The stories we really need now
The divided internet, conspiracy theories, and myths that matter
When a writer sets out an argument I’ve been making, and discussing, at the dinner table for months, and does it better than I would have, all I can say is thank you. Today’s “American Folklore” by The Bulwark’s Jonathan V Last (known as JVL), which I hope you’ll read in full, is one of those. It also led me back to a 1982 cover story in Foreign Affairs, “The Care and Repair of Public Myth,” by the world historian William H McNeill, a dear friend you’ve probably heard me talk about before, and I want to share a bit of each.
First, JVL:
The dream of the internet was that it would create a high-information, high-trust society. Technology was supposed to make facts and primary sources immediately available to everyone, thereby ushering in an age of rationality and data-driven decision-making.
If you lived in Bumblefuck, Missouri, the internet meant that you were no longer beholden to the limited stream of news provided by your local paper, three broadcast networks, and assorted cable news players. You’d be able to see the information with your own eyes.
A Senate committee issued an important report? A scientific journal published a landmark study? You’d be able to sit in your living room and pull up the actual study or report and read it yourself, from soup to nuts. Your local newspaper might run a 600-word story about a speech some politician gave.

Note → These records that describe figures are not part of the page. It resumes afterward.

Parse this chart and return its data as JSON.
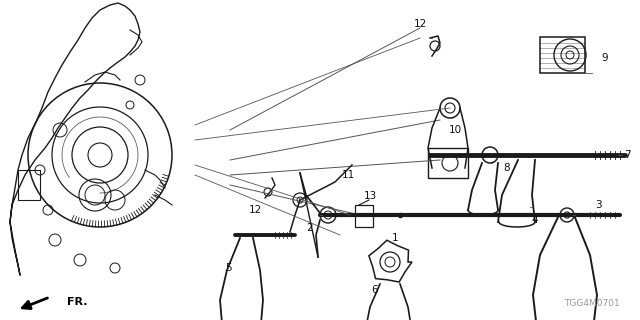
{
  "bg_color": "#ffffff",
  "diagram_color": "#1a1a1a",
  "fig_width": 6.4,
  "fig_height": 3.2,
  "dpi": 100,
  "watermark": "TGG4M0701",
  "label_color": "#111111",
  "leader_color": "#555555"
}
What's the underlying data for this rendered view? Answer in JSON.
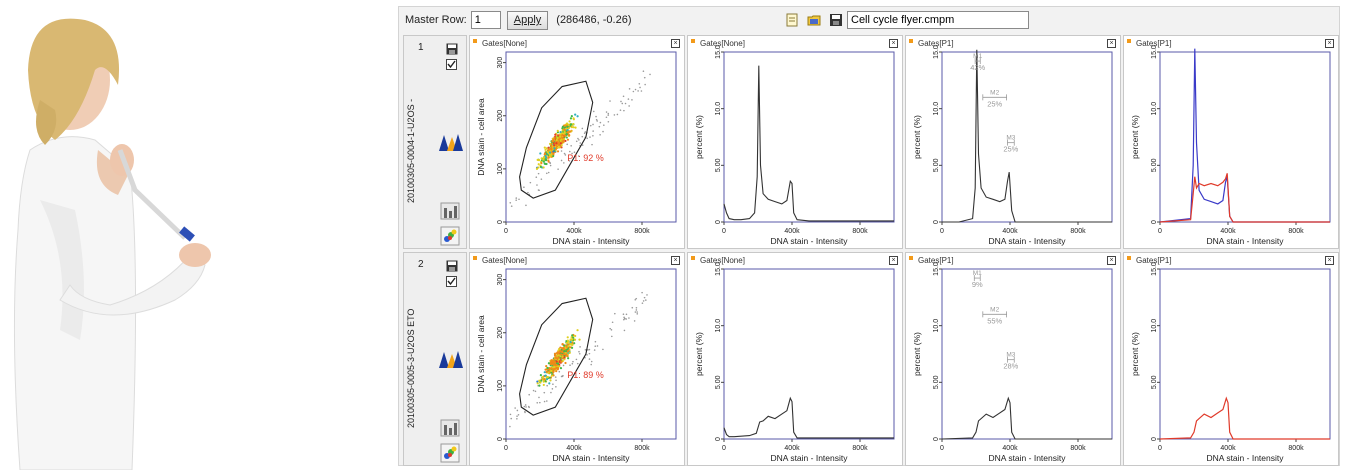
{
  "toolbar": {
    "master_row_label": "Master Row:",
    "master_row_value": "1",
    "apply_label": "Apply",
    "coord_readout": "(286486, -0.26)",
    "file_name": "Cell cycle flyer.cmpm"
  },
  "colors": {
    "gate": "#222222",
    "histogram": "#333333",
    "series_blue": "#3a3ac8",
    "series_red": "#e03a2a",
    "gate_label": "#e03a2a",
    "marker": "#999999",
    "dot": "#f29a1a"
  },
  "rows": [
    {
      "number": "1",
      "sample_label": "20100305-0004-1-U2OS -",
      "panels": [
        {
          "title": "Gates[None]",
          "type": "scatter",
          "xlabel": "DNA stain - Intensity",
          "ylabel": "DNA stain - cell area",
          "xticks": [
            "0",
            "400k",
            "800k"
          ],
          "yticks": [
            "0",
            "100",
            "200",
            "300"
          ],
          "gate_label": "P1: 92 %"
        },
        {
          "title": "Gates[None]",
          "type": "histogram",
          "xlabel": "DNA stain - Intensity",
          "ylabel": "percent (%)",
          "xticks": [
            "0",
            "400k",
            "800k"
          ],
          "yticks": [
            "0",
            "5.00",
            "10.0",
            "15.0"
          ]
        },
        {
          "title": "Gates[P1]",
          "type": "histogram",
          "xlabel": "DNA stain - Intensity",
          "ylabel": "percent (%)",
          "xticks": [
            "0",
            "400k",
            "800k"
          ],
          "yticks": [
            "0",
            "5.00",
            "10.0",
            "15.0"
          ],
          "markers": [
            {
              "name": "M1",
              "pct": "42%"
            },
            {
              "name": "M2",
              "pct": "25%"
            },
            {
              "name": "M3",
              "pct": "25%"
            }
          ]
        },
        {
          "title": "Gates[P1]",
          "type": "overlay",
          "xlabel": "DNA stain - Intensity",
          "ylabel": "percent (%)",
          "xticks": [
            "0",
            "400k",
            "800k"
          ],
          "yticks": [
            "0",
            "5.00",
            "10.0",
            "15.0"
          ]
        }
      ]
    },
    {
      "number": "2",
      "sample_label": "20100305-0005-3-U2OS ETO",
      "panels": [
        {
          "title": "Gates[None]",
          "type": "scatter",
          "xlabel": "DNA stain - Intensity",
          "ylabel": "DNA stain - cell area",
          "xticks": [
            "0",
            "400k",
            "800k"
          ],
          "yticks": [
            "0",
            "100",
            "200",
            "300"
          ],
          "gate_label": "P1: 89 %"
        },
        {
          "title": "Gates[None]",
          "type": "histogram",
          "xlabel": "DNA stain - Intensity",
          "ylabel": "percent (%)",
          "xticks": [
            "0",
            "400k",
            "800k"
          ],
          "yticks": [
            "0",
            "5.00",
            "10.0",
            "15.0"
          ]
        },
        {
          "title": "Gates[P1]",
          "type": "histogram",
          "xlabel": "DNA stain - Intensity",
          "ylabel": "percent (%)",
          "xticks": [
            "0",
            "400k",
            "800k"
          ],
          "yticks": [
            "0",
            "5.00",
            "10.0",
            "15.0"
          ],
          "markers": [
            {
              "name": "M1",
              "pct": "9%"
            },
            {
              "name": "M2",
              "pct": "55%"
            },
            {
              "name": "M3",
              "pct": "28%"
            }
          ]
        },
        {
          "title": "Gates[P1]",
          "type": "overlay",
          "xlabel": "DNA stain - Intensity",
          "ylabel": "percent (%)",
          "xticks": [
            "0",
            "400k",
            "800k"
          ],
          "yticks": [
            "0",
            "5.00",
            "10.0",
            "15.0"
          ]
        }
      ]
    }
  ],
  "chart_data": [
    {
      "type": "scatter",
      "row": 1,
      "title": "Gates[None]",
      "xlabel": "DNA stain - Intensity",
      "ylabel": "DNA stain - cell area",
      "xlim": [
        0,
        1000000
      ],
      "ylim": [
        0,
        320
      ],
      "cluster": {
        "center": [
          300000,
          150
        ],
        "spread": [
          180000,
          70
        ]
      },
      "gate": {
        "name": "P1",
        "percent": 92
      }
    },
    {
      "type": "line",
      "row": 1,
      "title": "Gates[None]",
      "xlabel": "DNA stain - Intensity",
      "ylabel": "percent (%)",
      "xlim": [
        0,
        1000000
      ],
      "ylim": [
        0,
        15
      ],
      "x": [
        0,
        15000,
        30000,
        60000,
        100000,
        150000,
        180000,
        195000,
        205000,
        215000,
        230000,
        260000,
        300000,
        340000,
        370000,
        390000,
        400000,
        410000,
        430000,
        500000,
        600000,
        700000,
        800000,
        900000,
        1000000
      ],
      "values": [
        1.6,
        0.8,
        0.3,
        0.2,
        0.2,
        0.3,
        0.8,
        4.0,
        13.8,
        5.0,
        2.5,
        2.0,
        1.8,
        1.6,
        1.9,
        3.6,
        3.4,
        0.8,
        0.2,
        0.1,
        0.1,
        0.1,
        0.1,
        0.1,
        0.1
      ]
    },
    {
      "type": "line",
      "row": 1,
      "title": "Gates[P1]",
      "xlabel": "DNA stain - Intensity",
      "ylabel": "percent (%)",
      "xlim": [
        0,
        1000000
      ],
      "ylim": [
        0,
        15
      ],
      "x": [
        0,
        100000,
        180000,
        195000,
        205000,
        215000,
        230000,
        260000,
        300000,
        340000,
        370000,
        385000,
        395000,
        410000,
        430000,
        500000,
        1000000
      ],
      "values": [
        0,
        0,
        0.3,
        3.0,
        15.2,
        6.0,
        3.0,
        2.2,
        2.0,
        1.8,
        2.0,
        3.6,
        4.4,
        1.0,
        0,
        0,
        0
      ],
      "markers": [
        {
          "name": "M1",
          "percent": 42,
          "x_range": [
            195000,
            225000
          ]
        },
        {
          "name": "M2",
          "percent": 25,
          "x_range": [
            240000,
            380000
          ]
        },
        {
          "name": "M3",
          "percent": 25,
          "x_range": [
            385000,
            425000
          ]
        }
      ]
    },
    {
      "type": "line",
      "row": 1,
      "title": "Gates[P1]",
      "xlabel": "DNA stain - Intensity",
      "ylabel": "percent (%)",
      "xlim": [
        0,
        1000000
      ],
      "ylim": [
        0,
        15
      ],
      "x": [
        0,
        180000,
        195000,
        205000,
        215000,
        230000,
        260000,
        300000,
        340000,
        370000,
        385000,
        395000,
        410000,
        430000,
        1000000
      ],
      "series": [
        {
          "values": [
            0,
            0.3,
            5.0,
            15.3,
            7.0,
            2.8,
            2.0,
            1.8,
            1.6,
            1.9,
            3.5,
            4.0,
            0.5,
            0,
            0
          ]
        },
        {
          "values": [
            0,
            0.2,
            2.5,
            4.0,
            3.0,
            3.4,
            3.2,
            3.4,
            3.2,
            3.5,
            3.8,
            4.3,
            0.5,
            0,
            0
          ]
        }
      ]
    },
    {
      "type": "scatter",
      "row": 2,
      "title": "Gates[None]",
      "xlabel": "DNA stain - Intensity",
      "ylabel": "DNA stain - cell area",
      "xlim": [
        0,
        1000000
      ],
      "ylim": [
        0,
        320
      ],
      "cluster": {
        "center": [
          310000,
          150
        ],
        "spread": [
          180000,
          70
        ]
      },
      "gate": {
        "name": "P1",
        "percent": 89
      }
    },
    {
      "type": "line",
      "row": 2,
      "title": "Gates[None]",
      "xlabel": "DNA stain - Intensity",
      "ylabel": "percent (%)",
      "xlim": [
        0,
        1000000
      ],
      "ylim": [
        0,
        15
      ],
      "x": [
        0,
        15000,
        30000,
        60000,
        150000,
        190000,
        210000,
        230000,
        260000,
        300000,
        340000,
        370000,
        390000,
        400000,
        410000,
        430000,
        1000000
      ],
      "values": [
        1.0,
        0.4,
        0.2,
        0.2,
        0.3,
        0.5,
        1.5,
        1.6,
        2.0,
        1.8,
        2.2,
        2.5,
        3.6,
        3.3,
        0.6,
        0.1,
        0.1
      ]
    },
    {
      "type": "line",
      "row": 2,
      "title": "Gates[P1]",
      "xlabel": "DNA stain - Intensity",
      "ylabel": "percent (%)",
      "xlim": [
        0,
        1000000
      ],
      "ylim": [
        0,
        15
      ],
      "x": [
        0,
        180000,
        200000,
        215000,
        230000,
        260000,
        300000,
        340000,
        370000,
        390000,
        400000,
        410000,
        430000,
        1000000
      ],
      "values": [
        0,
        0.1,
        0.6,
        1.6,
        1.8,
        2.2,
        1.9,
        2.3,
        2.6,
        3.6,
        3.2,
        0.6,
        0,
        0
      ],
      "markers": [
        {
          "name": "M1",
          "percent": 9,
          "x_range": [
            190000,
            225000
          ]
        },
        {
          "name": "M2",
          "percent": 55,
          "x_range": [
            240000,
            380000
          ]
        },
        {
          "name": "M3",
          "percent": 28,
          "x_range": [
            385000,
            425000
          ]
        }
      ]
    },
    {
      "type": "line",
      "row": 2,
      "title": "Gates[P1]",
      "xlabel": "DNA stain - Intensity",
      "ylabel": "percent (%)",
      "xlim": [
        0,
        1000000
      ],
      "ylim": [
        0,
        15
      ],
      "x": [
        0,
        180000,
        200000,
        215000,
        230000,
        260000,
        300000,
        340000,
        370000,
        390000,
        400000,
        410000,
        430000,
        1000000
      ],
      "series": [
        {
          "values": [
            0,
            0.1,
            0.6,
            1.6,
            1.8,
            2.2,
            1.9,
            2.3,
            2.6,
            3.6,
            3.2,
            0.6,
            0,
            0
          ]
        }
      ]
    }
  ]
}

The internet meant that you could watch the entire speech, unfiltered, and draw your own conclusions.
Instead of relying on a small number of information gatekeepers, you now had direct access to data. So you no longer had to rely on what the media told you about, say, crime. You could pull up the FBI crime stats and look at the numbers with your own eyes.

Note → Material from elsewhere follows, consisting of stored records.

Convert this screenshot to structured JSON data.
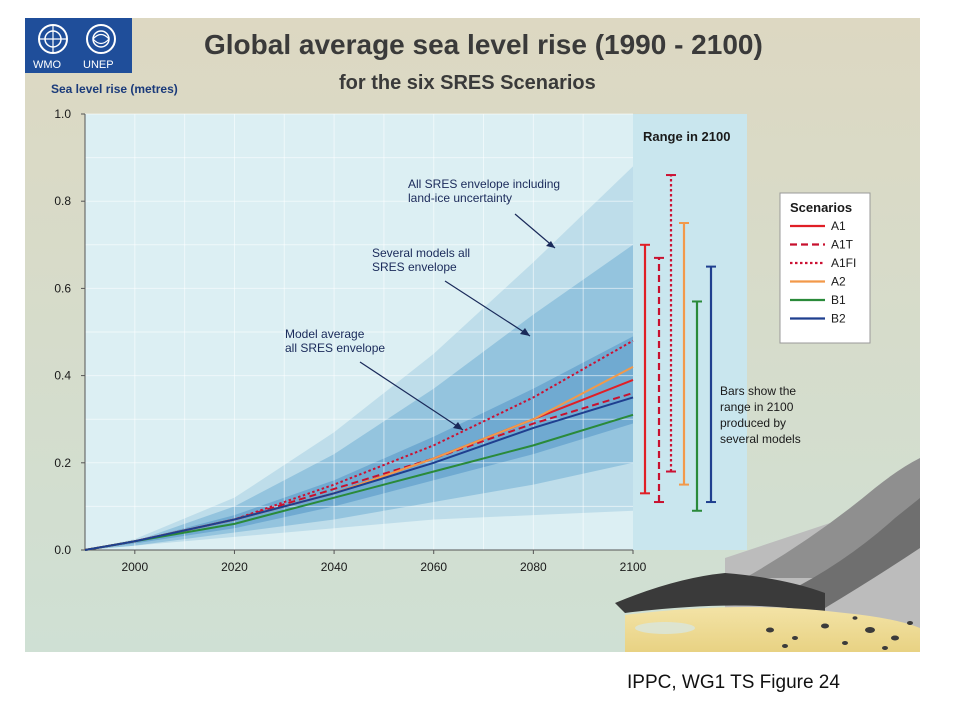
{
  "caption": "IPPC, WG1 TS Figure 24",
  "logos": {
    "wmo": "WMO",
    "unep": "UNEP"
  },
  "annotations": {
    "all_sres_land_ice": [
      "All SRES envelope including",
      "land-ice uncertainty"
    ],
    "several_models": [
      "Several models all",
      "SRES envelope"
    ],
    "model_average": [
      "Model average",
      "all SRES envelope"
    ],
    "bars_note": [
      "Bars show  the",
      "range in 2100",
      "produced by",
      "several models"
    ]
  },
  "range_panel_title": "Range in 2100",
  "legend_title": "Scenarios",
  "colors": {
    "A1": "#e01f26",
    "A1T": "#c8102e",
    "A1FI": "#cc1133",
    "A2": "#f2994a",
    "B1": "#2a8a3a",
    "B2": "#1f3f8f",
    "plot_bg": "#dceff3",
    "envelope_outer": "#b9d9e8",
    "envelope_mid": "#8dbfdc",
    "envelope_inner": "#6aa6cf"
  },
  "chart_data": {
    "type": "line",
    "title": "Global average sea level rise (1990 - 2100)",
    "subtitle": "for the six SRES Scenarios",
    "ylabel": "Sea level rise (metres)",
    "xlabel": "",
    "xlim": [
      1990,
      2100
    ],
    "ylim": [
      0.0,
      1.0
    ],
    "x_ticks": [
      2000,
      2020,
      2040,
      2060,
      2080,
      2100
    ],
    "y_ticks": [
      0.0,
      0.2,
      0.4,
      0.6,
      0.8,
      1.0
    ],
    "y_tick_labels": [
      "0.0",
      "0.2",
      "0.4",
      "0.6",
      "0.8",
      "1.0"
    ],
    "grid": true,
    "legend_placement": "right",
    "x": [
      1990,
      2000,
      2020,
      2040,
      2060,
      2080,
      2100
    ],
    "series": [
      {
        "name": "A1",
        "style": "solid",
        "values": [
          0,
          0.02,
          0.07,
          0.13,
          0.21,
          0.3,
          0.39
        ]
      },
      {
        "name": "A1T",
        "style": "dashed",
        "values": [
          0,
          0.02,
          0.07,
          0.14,
          0.21,
          0.29,
          0.36
        ]
      },
      {
        "name": "A1FI",
        "style": "dotted",
        "values": [
          0,
          0.02,
          0.07,
          0.15,
          0.24,
          0.35,
          0.48
        ]
      },
      {
        "name": "A2",
        "style": "solid",
        "values": [
          0,
          0.02,
          0.07,
          0.13,
          0.21,
          0.3,
          0.42
        ]
      },
      {
        "name": "B1",
        "style": "solid",
        "values": [
          0,
          0.02,
          0.06,
          0.12,
          0.18,
          0.24,
          0.31
        ]
      },
      {
        "name": "B2",
        "style": "solid",
        "values": [
          0,
          0.02,
          0.07,
          0.13,
          0.2,
          0.28,
          0.35
        ]
      }
    ],
    "envelopes": [
      {
        "name": "All SRES envelope including land-ice uncertainty",
        "upper": [
          0,
          0.025,
          0.12,
          0.27,
          0.45,
          0.66,
          0.88
        ],
        "lower": [
          0,
          0.01,
          0.03,
          0.05,
          0.07,
          0.08,
          0.09
        ]
      },
      {
        "name": "Several models all SRES envelope",
        "upper": [
          0,
          0.02,
          0.1,
          0.22,
          0.37,
          0.54,
          0.7
        ],
        "lower": [
          0,
          0.01,
          0.04,
          0.07,
          0.11,
          0.15,
          0.2
        ]
      },
      {
        "name": "Model average all SRES envelope",
        "upper": [
          0,
          0.02,
          0.08,
          0.16,
          0.26,
          0.37,
          0.49
        ],
        "lower": [
          0,
          0.015,
          0.05,
          0.1,
          0.16,
          0.22,
          0.29
        ]
      }
    ],
    "range_bars_2100": [
      {
        "name": "A1",
        "style": "solid",
        "low": 0.13,
        "high": 0.7
      },
      {
        "name": "A1T",
        "style": "dashed",
        "low": 0.11,
        "high": 0.67
      },
      {
        "name": "A1FI",
        "style": "dotted",
        "low": 0.18,
        "high": 0.86
      },
      {
        "name": "A2",
        "style": "solid",
        "low": 0.15,
        "high": 0.75
      },
      {
        "name": "B1",
        "style": "solid",
        "low": 0.09,
        "high": 0.57
      },
      {
        "name": "B2",
        "style": "solid",
        "low": 0.11,
        "high": 0.65
      }
    ]
  }
}
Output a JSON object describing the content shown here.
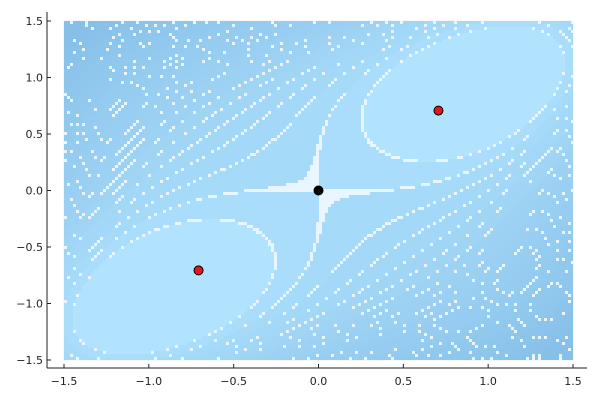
{
  "chart_data": {
    "type": "contour",
    "title": "",
    "xlabel": "",
    "ylabel": "",
    "xlim": [
      -1.5,
      1.5
    ],
    "ylim": [
      -1.5,
      1.5
    ],
    "xticks": [
      -1.5,
      -1.0,
      -0.5,
      0.0,
      0.5,
      1.0,
      1.5
    ],
    "yticks": [
      -1.5,
      -1.0,
      -0.5,
      0.0,
      0.5,
      1.0,
      1.5
    ],
    "tick_labels_x": [
      "−1.5",
      "−1.0",
      "−0.5",
      "0.0",
      "0.5",
      "1.0",
      "1.5"
    ],
    "tick_labels_y": [
      "−1.5",
      "−1.0",
      "−0.5",
      "0.0",
      "0.5",
      "1.0",
      "1.5"
    ],
    "grid": true,
    "legend": "none",
    "colors": {
      "fill_low": "#b1e3ff",
      "fill_high": "#86bfe8",
      "contour_line": "#e9f6ff",
      "minima_marker": "#e8141b",
      "saddle_marker": "#000000"
    },
    "points": [
      {
        "name": "minimum",
        "x": -0.707,
        "y": -0.707,
        "color": "#e8141b"
      },
      {
        "name": "saddle",
        "x": 0.0,
        "y": 0.0,
        "color": "#000000"
      },
      {
        "name": "minimum",
        "x": 0.707,
        "y": 0.707,
        "color": "#e8141b"
      }
    ]
  }
}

But it hasn’t worked out that way.
The internet has made all of that data readily available to people. And it turns out that often there is too much of it and it is too complicated for normal non-experts to understand. But the bigger problem has been the sheer volume of noise that the internet gave rise to. The noise overwhelmed the information, accelerating the decline in trust in institutions. The net effect was to make the populace as a whole less tethered to facts and data—and more animated by folk stories and something like an oral tradition.
Read the rest (it’s a paid subscriber post but you can probably get a free trial and if you can afford it I encourage you to subscribe to The Bulwark - lots of great coverage of US politics, if that’s your bag).
And here is Bill McNeill, no paywall (but of course I’ll be glad to have you subscribe to this publication). The extract below sets out an important point about the power of myth:
Myths, moreover, are based on faith more than on fact. Their truth is usually proven only by the action they provoke. In 1940, for example, when Hitler had defeated France, the British public continued to support war against Germany partly because they "knew" from schoolbook history that in European wars their country lost all the early battles and always won the last. This faith, together with a strong sense of the general righteousness of their cause, and fear of what defeat would bring, made it possible for them to persist in waging war until myth became fact once more in 1945.
Clearly, without British actions in 1940, World War II would have followed a far different course. Russian and American resources might never have coalesced with Britain's to create the victorious Grand Alliance of 1945. Germany, in short, might have won. Yet no merely rational calculation of relative strengths and military capabilities in June 1940 would have supported the proposition that Great Britain could expect to defeat Hitler. Action, irrational in the short run, proved rational in the longer run. Myth is what bridged the gap, remaking the reality of June 1940 into the reality of May 1945.
You can read the entire essay: at the Berkshire website by clicking here or, if you are a subscriber to Foreign Affairs, here. I’d include the whole thing here but it’s 5,000 words, more than Substack allows.
This is serious reading, perhaps not exactly what we want for Christmas. But the world isn’t going to stop for two weeks and it lifts my spirits to see people working to understand how things have gone so badly awry. Bill also wrote about what we need to do in the final lines of his long essay.
In brief, he was saying that scholars debunked old beliefs without offering coherent replacements, and thus contributed to a dangerous state of affairs for societies and the global community. He concludes, “Inherited ideas – whether dating back to pagan Greece, Christian Europe, 1776 or 1848 – are simply inadequate, and there is no use pretending otherwise. There is still less sense in pretending that all we need is more detail. What we need is an intelligible world, and to make the world intelligible, generalization is necessary. Our academic historians have not done well in providing such generalizations of late. Thoughtful men [and of course, as Bill would acknowledge, women] of letters ought therefore to try.”